Fabio Rojas defends the theory behind his results (and perhaps his op-ed too?) - Rojas, appearing earlier on Friday on MSNBC's Daily Rundown: "That's the theory we're using to explain the results, which is that all publicity or most publicity is usually good publicity...if you are in a race, and you're generating buzz then people are going to talk about you whether they like it or not, and the buzz is an indicator that you are picking up support, that you are on the verge of victory, because people in general don't like talking about losers." [MSNBC]

MEANWHILE, IN NEW JERSEY, POLLING GOT IT RIGHT - Quinnipiac, in a release: “The Quinnipiac University poll accurately measured Newark Mayor Cory Booker’s margin of victory in New Jersey’s U.S. Senate Democratic primary. An August 7 survey of likely Democratic primary voters by the independent Quinnipiac University showed Booker with 54 percent, followed by U.S Rep. Frank Pallone at 17 percent, U.S. Rep. Rush Holt at 15 percent and State Assembly Speaker Sheila Oliver at 5 percent, with 8 percent undecided. That survey gave Booker a margin over Pallone of 37 percentage points. In the most updated poll returns, Booker topped Pallone 59 – 20 percent, a winning margin of 39 percentage points. Holt had 17 percent, with 4 percent for Oliver.” While Quinnipiac fielded the only polling in the week before the primary, a July 11-July 14 Monmouth poll also gave Booker a 37 point margin of victory. [HuffPollster chart]

Tarrance Group’s Logan Dobson notes the degree of difficulty - Tweeting on Tuesday before votes were counted: “Polling is hard. Off year polling is harder. Off-off year polling is harder. Off-off year PRIMARY polling is...look, you get it.” [@LoganDobson]

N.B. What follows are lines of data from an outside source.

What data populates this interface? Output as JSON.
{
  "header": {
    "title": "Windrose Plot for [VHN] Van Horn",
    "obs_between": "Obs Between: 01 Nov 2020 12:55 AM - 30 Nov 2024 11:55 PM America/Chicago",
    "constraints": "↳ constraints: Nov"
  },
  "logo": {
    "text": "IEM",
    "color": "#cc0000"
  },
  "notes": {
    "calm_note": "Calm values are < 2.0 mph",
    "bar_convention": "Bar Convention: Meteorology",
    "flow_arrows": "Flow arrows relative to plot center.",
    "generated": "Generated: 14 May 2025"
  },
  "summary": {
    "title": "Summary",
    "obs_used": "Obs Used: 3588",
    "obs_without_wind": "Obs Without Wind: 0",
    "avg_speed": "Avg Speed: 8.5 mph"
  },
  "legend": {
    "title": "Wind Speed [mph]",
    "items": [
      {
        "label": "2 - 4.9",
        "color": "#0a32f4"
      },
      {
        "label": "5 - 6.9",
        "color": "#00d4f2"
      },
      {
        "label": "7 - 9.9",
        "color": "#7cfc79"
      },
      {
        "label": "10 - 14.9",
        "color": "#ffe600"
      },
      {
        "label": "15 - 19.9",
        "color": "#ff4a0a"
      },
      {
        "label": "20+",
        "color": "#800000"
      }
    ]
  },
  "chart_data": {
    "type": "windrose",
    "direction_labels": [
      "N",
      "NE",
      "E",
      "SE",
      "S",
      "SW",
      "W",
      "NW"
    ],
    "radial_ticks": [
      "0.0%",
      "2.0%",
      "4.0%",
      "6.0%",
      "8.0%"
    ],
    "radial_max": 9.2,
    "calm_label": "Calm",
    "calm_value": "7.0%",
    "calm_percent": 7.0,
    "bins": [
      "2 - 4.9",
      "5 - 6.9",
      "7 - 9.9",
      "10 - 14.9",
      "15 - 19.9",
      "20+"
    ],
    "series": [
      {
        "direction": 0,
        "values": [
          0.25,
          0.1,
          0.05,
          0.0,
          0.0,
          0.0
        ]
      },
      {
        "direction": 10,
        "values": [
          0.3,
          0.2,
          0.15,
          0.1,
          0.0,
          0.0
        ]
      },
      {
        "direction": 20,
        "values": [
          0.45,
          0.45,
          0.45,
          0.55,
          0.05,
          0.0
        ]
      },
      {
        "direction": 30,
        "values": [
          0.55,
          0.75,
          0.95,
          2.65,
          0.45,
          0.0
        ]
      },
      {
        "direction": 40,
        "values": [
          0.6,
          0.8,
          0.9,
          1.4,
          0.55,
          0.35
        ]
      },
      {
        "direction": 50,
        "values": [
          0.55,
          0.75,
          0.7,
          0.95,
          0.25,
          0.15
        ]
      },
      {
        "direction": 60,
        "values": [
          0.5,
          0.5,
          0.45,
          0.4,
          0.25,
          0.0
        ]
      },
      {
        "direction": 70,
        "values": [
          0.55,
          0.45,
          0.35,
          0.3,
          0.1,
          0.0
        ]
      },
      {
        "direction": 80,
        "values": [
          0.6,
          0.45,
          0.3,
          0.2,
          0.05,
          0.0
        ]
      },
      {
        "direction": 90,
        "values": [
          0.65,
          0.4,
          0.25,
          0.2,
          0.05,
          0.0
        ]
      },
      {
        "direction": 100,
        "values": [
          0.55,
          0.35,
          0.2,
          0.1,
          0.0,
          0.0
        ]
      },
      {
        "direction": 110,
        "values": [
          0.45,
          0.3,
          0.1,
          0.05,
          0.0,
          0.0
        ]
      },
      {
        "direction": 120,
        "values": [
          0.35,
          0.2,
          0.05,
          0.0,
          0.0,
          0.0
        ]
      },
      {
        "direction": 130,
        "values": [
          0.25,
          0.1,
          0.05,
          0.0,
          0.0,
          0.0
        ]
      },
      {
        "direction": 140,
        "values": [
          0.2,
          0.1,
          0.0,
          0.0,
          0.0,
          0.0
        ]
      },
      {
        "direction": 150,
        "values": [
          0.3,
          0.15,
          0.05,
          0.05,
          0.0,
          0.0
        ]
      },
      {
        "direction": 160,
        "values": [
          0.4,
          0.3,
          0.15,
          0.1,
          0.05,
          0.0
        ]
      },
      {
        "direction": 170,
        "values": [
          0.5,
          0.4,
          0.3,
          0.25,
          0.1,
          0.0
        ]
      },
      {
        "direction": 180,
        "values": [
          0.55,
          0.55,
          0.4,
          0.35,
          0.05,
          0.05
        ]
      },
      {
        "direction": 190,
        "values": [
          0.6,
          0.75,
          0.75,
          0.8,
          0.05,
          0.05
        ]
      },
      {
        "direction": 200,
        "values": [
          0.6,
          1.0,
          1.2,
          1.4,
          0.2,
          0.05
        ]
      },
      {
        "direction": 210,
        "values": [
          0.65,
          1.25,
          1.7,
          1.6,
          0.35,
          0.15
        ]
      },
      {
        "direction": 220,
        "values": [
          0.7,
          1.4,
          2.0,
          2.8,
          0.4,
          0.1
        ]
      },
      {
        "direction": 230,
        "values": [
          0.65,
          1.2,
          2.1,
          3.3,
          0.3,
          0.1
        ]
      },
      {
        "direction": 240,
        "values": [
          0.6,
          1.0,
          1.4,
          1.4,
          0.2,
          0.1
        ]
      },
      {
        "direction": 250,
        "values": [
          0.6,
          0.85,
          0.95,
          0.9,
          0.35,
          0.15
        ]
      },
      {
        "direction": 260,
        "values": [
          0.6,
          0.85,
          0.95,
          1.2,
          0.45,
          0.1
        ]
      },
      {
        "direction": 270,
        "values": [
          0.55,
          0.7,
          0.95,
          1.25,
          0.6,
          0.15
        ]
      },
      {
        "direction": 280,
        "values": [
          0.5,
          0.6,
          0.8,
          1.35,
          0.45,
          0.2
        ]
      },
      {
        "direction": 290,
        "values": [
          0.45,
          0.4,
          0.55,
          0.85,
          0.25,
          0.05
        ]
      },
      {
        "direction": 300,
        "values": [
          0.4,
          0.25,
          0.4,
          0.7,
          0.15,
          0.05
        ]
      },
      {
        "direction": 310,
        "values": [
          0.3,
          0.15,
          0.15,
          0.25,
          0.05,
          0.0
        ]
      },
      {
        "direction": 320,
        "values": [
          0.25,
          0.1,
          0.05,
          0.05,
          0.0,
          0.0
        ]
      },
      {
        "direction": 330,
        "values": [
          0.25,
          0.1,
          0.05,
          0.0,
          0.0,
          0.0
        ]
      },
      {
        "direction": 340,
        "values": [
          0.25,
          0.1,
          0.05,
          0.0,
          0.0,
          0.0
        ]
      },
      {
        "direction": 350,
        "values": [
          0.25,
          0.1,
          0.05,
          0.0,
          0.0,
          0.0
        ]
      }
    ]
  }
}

IS OBAMA LOSING YOUNG VOTERS? - Harry Enten: “Compared to his average approval a month before the election, Obama's approval rating since the beginning of July has dropped 9.3pt, to 52.3%, among 18- to 29-year-olds. His approval among 30- to 49-year-olds has dipped by 5.7pt, to 45.5%. His approval among those older than 50 has stayed relatively stable comparatively. He's only down to 1.5pt among 50- to 64-year-olds, and 2.7pt among those older than 65. Indeed, his approval with 50- to 64-year-olds has actually been 0.2pt higher than among 30- to 49-year-olds....But why are young Americans rejecting Obama? I can think of possible sources. First, it may be because of the NSA spying revelations. As I noted back when the story initially broke in June, it was younger voters who were most likely to say they wouldn't support President Obama because of what they'd learned. Second, young people are hit hardest by an economy that many Americans still think is weak – and the youth are at least partly blaming Obama.” [Guardian]

AMERICANS JUDGE USE OF FOOD STAMPS - Emily Swanson and Arthur Delaney: “More Americans are annoyed by the idea of food stamp recipients using their benefits to buy expensive food than their using them to buy junk food, according to a new HuffPost/YouGov poll. According to the survey, 54 percent of Americans think people should not be allowed to use food stamps to buy expensive items such as crab legs, while only 32 percent said that they should be allowed to do so.” [HuffPost]

HUFFPOLLSTER VIA EMAIL! - You can receive this daily update every weekday via email! Just enter your email address in the box on the upper right corner of this page, and click "sign up." That's all there is to it (and you can unsubscribe anytime).

FRIDAY'S 'OUTLIERS' - Links to more news at the intersection of polling, politics and political data:

-Fifteen percent of U.S. working women say they have been denied a promotion because of their gender. [Gallup]

-Andrew Kohut notes that among Republicans, the most popular potential 2016 candidates are also the youngest. [Pew Research]

-The Atlantic compiles three examples of question wording making a difference. [Atlantic via @FactTank]

-Wonkblog’s Dylan Matthews tries his hand at an empirically-based advice column. [WaPost]

-The Gilmore Girls’ unrealistic eating habits get the infographic treatment. [HuffPost]

CORRECTION:An earlier version of this post incorrectly identified Joe DiGrazia as a professor. He is a PhD student.